In April, The Australian Institute of Criminology’s National Homicide Monitoring Program found that 34 women were killed by an intimate partner in 2022-23, an increase of 28 per cent on the previous year.


And although Birdeater doesn’t concern itself with these extreme cases, it aims to explore the problem of toxic male behaviour at its root. With murderers, it is easy for men to detach themselves from the behaviour of those characters whereas with Birdeater the duo wanted to force men to confront themselves.


“We wanted to try and hit closer to the bone, go after the more kind of insidious types of abuse that we think is actually common with guys that we grew up with and went to school with,” says Weir.



“So we wanted basically a shifting scale of different kinds of men in our ensemble in a way where, hopefully, no guy watching this would feel totally safe. Everyone would be able to see themselves in some way depicted on screen and have to reckon with that.”


Birdeater was filmed in the small village of St Albans in Hawkesbury, NSW and despite exploring such universal themes, the film still feels very Australian and this is a translation of the duo’s individuality and identity which is daring in a film culture that is led by other countries.

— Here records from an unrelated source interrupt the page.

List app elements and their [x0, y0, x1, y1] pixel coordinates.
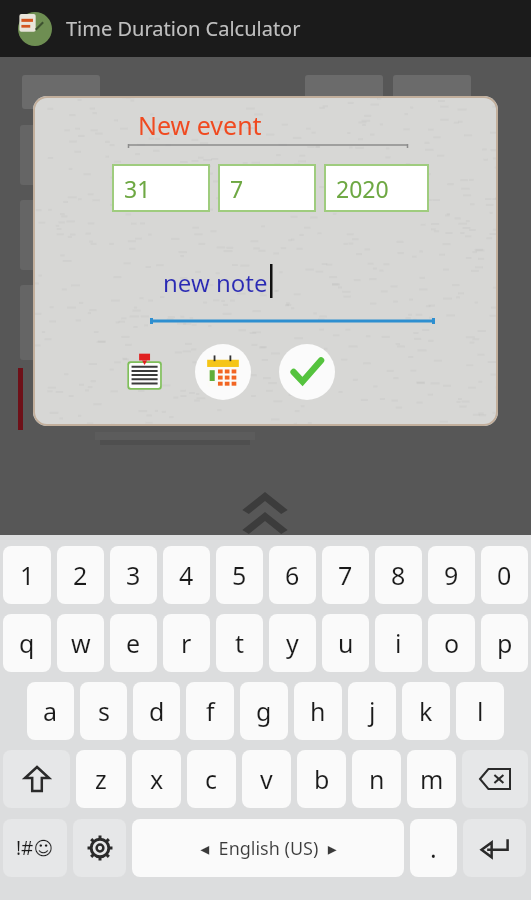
staticText: c [205, 762, 218, 796]
button[interactable]: 4 [163, 546, 210, 604]
button[interactable]: x [132, 750, 181, 808]
button[interactable]: 31 [112, 164, 210, 212]
button[interactable]: s [80, 682, 127, 740]
button[interactable]: t [216, 614, 263, 672]
staticText: z [95, 762, 107, 796]
button[interactable]: q [3, 614, 51, 672]
staticText: 2020 [336, 173, 389, 204]
button[interactable]: b [297, 750, 346, 808]
button[interactable]: z [76, 750, 126, 808]
staticText: 1 [20, 558, 35, 592]
staticText: a [43, 694, 58, 728]
button[interactable]: 2 [57, 546, 104, 604]
staticText: w [71, 626, 91, 660]
staticText: 8 [391, 558, 406, 592]
staticText: new note [163, 266, 268, 299]
staticText: Time Duration Calculator [66, 15, 301, 42]
staticText: r [181, 626, 192, 660]
button[interactable]: 6 [269, 546, 316, 604]
button[interactable]: f [186, 682, 234, 740]
button[interactable]: 7 [218, 164, 316, 212]
button[interactable]: u [322, 614, 369, 672]
staticText: !#☺ [16, 835, 54, 861]
staticText: . [430, 831, 437, 865]
staticText: h [310, 694, 326, 728]
staticText: y [286, 626, 299, 660]
button[interactable]: r [163, 614, 210, 672]
staticText: 7 [338, 558, 353, 592]
button[interactable]: a [27, 682, 74, 740]
staticText: d [149, 694, 165, 728]
button[interactable]: Confirm [279, 344, 335, 400]
staticText: New event [138, 108, 262, 142]
button[interactable]: w [57, 614, 104, 672]
staticText: n [369, 762, 385, 796]
staticText: 0 [497, 558, 512, 592]
staticText: x [150, 762, 164, 796]
button[interactable]: Backspace [462, 750, 528, 808]
button[interactable]: m [407, 750, 456, 808]
button[interactable]: Pick date [195, 344, 251, 400]
button[interactable]: 9 [428, 546, 475, 604]
staticText: 7 [230, 173, 244, 204]
staticText: m [420, 762, 444, 796]
staticText: i [395, 626, 402, 660]
staticText: ◂ English (US) ▸ [200, 836, 337, 861]
button[interactable]: d [133, 682, 180, 740]
button[interactable]: 5 [216, 546, 263, 604]
staticText: e [126, 626, 141, 660]
staticText: 2 [73, 558, 88, 592]
staticText: o [444, 626, 460, 660]
button[interactable]: o [428, 614, 475, 672]
staticText: b [314, 762, 330, 796]
button[interactable]: Settings [73, 819, 126, 877]
button[interactable]: e [110, 614, 157, 672]
button[interactable]: 1 [3, 546, 51, 604]
button[interactable]: j [348, 682, 396, 740]
staticText: 31 [124, 173, 151, 204]
staticText: 5 [232, 558, 247, 592]
button[interactable]: 3 [110, 546, 157, 604]
staticText: g [256, 694, 272, 728]
staticText: 3 [126, 558, 141, 592]
button[interactable]: k [402, 682, 450, 740]
staticText: 4 [179, 558, 194, 592]
button[interactable]: 7 [322, 546, 369, 604]
staticText: j [369, 694, 376, 728]
staticText: p [497, 626, 513, 660]
button[interactable]: g [240, 682, 288, 740]
button[interactable]: 2020 [324, 164, 429, 212]
button[interactable]: Expand [238, 488, 292, 534]
button[interactable]: p [481, 614, 528, 672]
button[interactable]: ◂ English (US) ▸ [132, 819, 404, 877]
staticText: k [419, 694, 433, 728]
staticText: s [98, 694, 110, 728]
button[interactable]: v [242, 750, 291, 808]
button[interactable]: 0 [481, 546, 528, 604]
button[interactable]: Symbols [3, 819, 67, 877]
staticText: 6 [285, 558, 300, 592]
staticText: f [206, 694, 215, 728]
staticText: l [477, 694, 484, 728]
button[interactable]: l [456, 682, 504, 740]
button[interactable]: 8 [375, 546, 422, 604]
staticText: t [235, 626, 245, 660]
button[interactable]: c [187, 750, 236, 808]
button[interactable]: Shift [3, 750, 70, 808]
button[interactable]: . [410, 819, 457, 877]
staticText: u [338, 626, 354, 660]
button[interactable]: n [352, 750, 401, 808]
button[interactable]: Enter [463, 819, 526, 877]
button[interactable]: i [375, 614, 422, 672]
staticText: 9 [444, 558, 459, 592]
button[interactable]: h [294, 682, 342, 740]
staticText: v [260, 762, 273, 796]
staticText: q [19, 626, 35, 660]
button[interactable]: y [269, 614, 316, 672]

“We have this idea of mateship in Australia which is something that we build a lot of our identity around,” says Clark. “But it does feel like it's somewhat exclusionary to women - it feels like it's structured around men being friends.”

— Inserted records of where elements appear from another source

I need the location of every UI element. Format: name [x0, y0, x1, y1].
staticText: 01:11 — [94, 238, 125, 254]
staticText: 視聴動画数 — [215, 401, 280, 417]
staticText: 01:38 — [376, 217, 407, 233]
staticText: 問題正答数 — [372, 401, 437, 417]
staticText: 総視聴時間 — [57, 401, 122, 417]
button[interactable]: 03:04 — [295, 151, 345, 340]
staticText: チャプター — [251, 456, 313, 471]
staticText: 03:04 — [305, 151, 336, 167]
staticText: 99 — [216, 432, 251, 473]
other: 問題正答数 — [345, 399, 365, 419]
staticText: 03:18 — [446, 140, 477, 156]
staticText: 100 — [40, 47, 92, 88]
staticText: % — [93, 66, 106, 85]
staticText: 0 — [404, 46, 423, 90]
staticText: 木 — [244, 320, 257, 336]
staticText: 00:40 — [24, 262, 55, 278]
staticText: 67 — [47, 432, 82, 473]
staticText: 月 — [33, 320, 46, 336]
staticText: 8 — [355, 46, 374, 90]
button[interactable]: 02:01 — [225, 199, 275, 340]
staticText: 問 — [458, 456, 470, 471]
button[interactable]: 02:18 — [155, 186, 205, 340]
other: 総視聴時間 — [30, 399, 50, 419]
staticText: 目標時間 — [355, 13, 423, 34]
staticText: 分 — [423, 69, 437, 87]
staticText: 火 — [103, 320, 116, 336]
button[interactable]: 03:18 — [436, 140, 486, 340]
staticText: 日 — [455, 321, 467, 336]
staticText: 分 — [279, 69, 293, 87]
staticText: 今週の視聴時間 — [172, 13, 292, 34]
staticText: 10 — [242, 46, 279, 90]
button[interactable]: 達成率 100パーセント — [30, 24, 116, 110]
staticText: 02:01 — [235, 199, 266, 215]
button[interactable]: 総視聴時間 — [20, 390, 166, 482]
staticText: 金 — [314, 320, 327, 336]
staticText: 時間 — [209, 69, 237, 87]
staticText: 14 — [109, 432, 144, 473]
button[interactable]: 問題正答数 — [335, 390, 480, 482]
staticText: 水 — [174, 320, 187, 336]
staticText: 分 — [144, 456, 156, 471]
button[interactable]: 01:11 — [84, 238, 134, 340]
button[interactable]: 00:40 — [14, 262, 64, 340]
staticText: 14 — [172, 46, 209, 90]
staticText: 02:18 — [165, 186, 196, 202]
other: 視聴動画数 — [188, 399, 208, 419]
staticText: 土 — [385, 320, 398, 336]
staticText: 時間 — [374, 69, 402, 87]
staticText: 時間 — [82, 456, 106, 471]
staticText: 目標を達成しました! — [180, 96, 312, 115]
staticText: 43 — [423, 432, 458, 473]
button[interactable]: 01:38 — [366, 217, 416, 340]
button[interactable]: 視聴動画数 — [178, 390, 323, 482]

“So the film was a little bit about how that makes people outside of that circle feel, and people are able to really easily translate that into a similar part of their own culture. So by finding something specific to Australia, which I think it is, that specificity helps.”


Weir and Clark met each other whilst studying at AFTRS, a film school in Sydney, and they say that it is through their collaboration, that this film was such a success.


“Often we will be arguing about something and we essentially never compromise - we never really meet in the middle we try and work out which idea is better and quite often that means that there's actually a third idea that neither of us have thought of and it ends up being what we go with,” says Weir.


The film will be released in cinemas on July 18. The characters are interesting, the ideas are thoughtful, the score is inventive and the overall look of the film is mesmerising. Even though it is Clark and Weir’s first feature film, Birdeater shows that they have a strong command of their ideas and know how to communicate them visually in creative and stunning ways.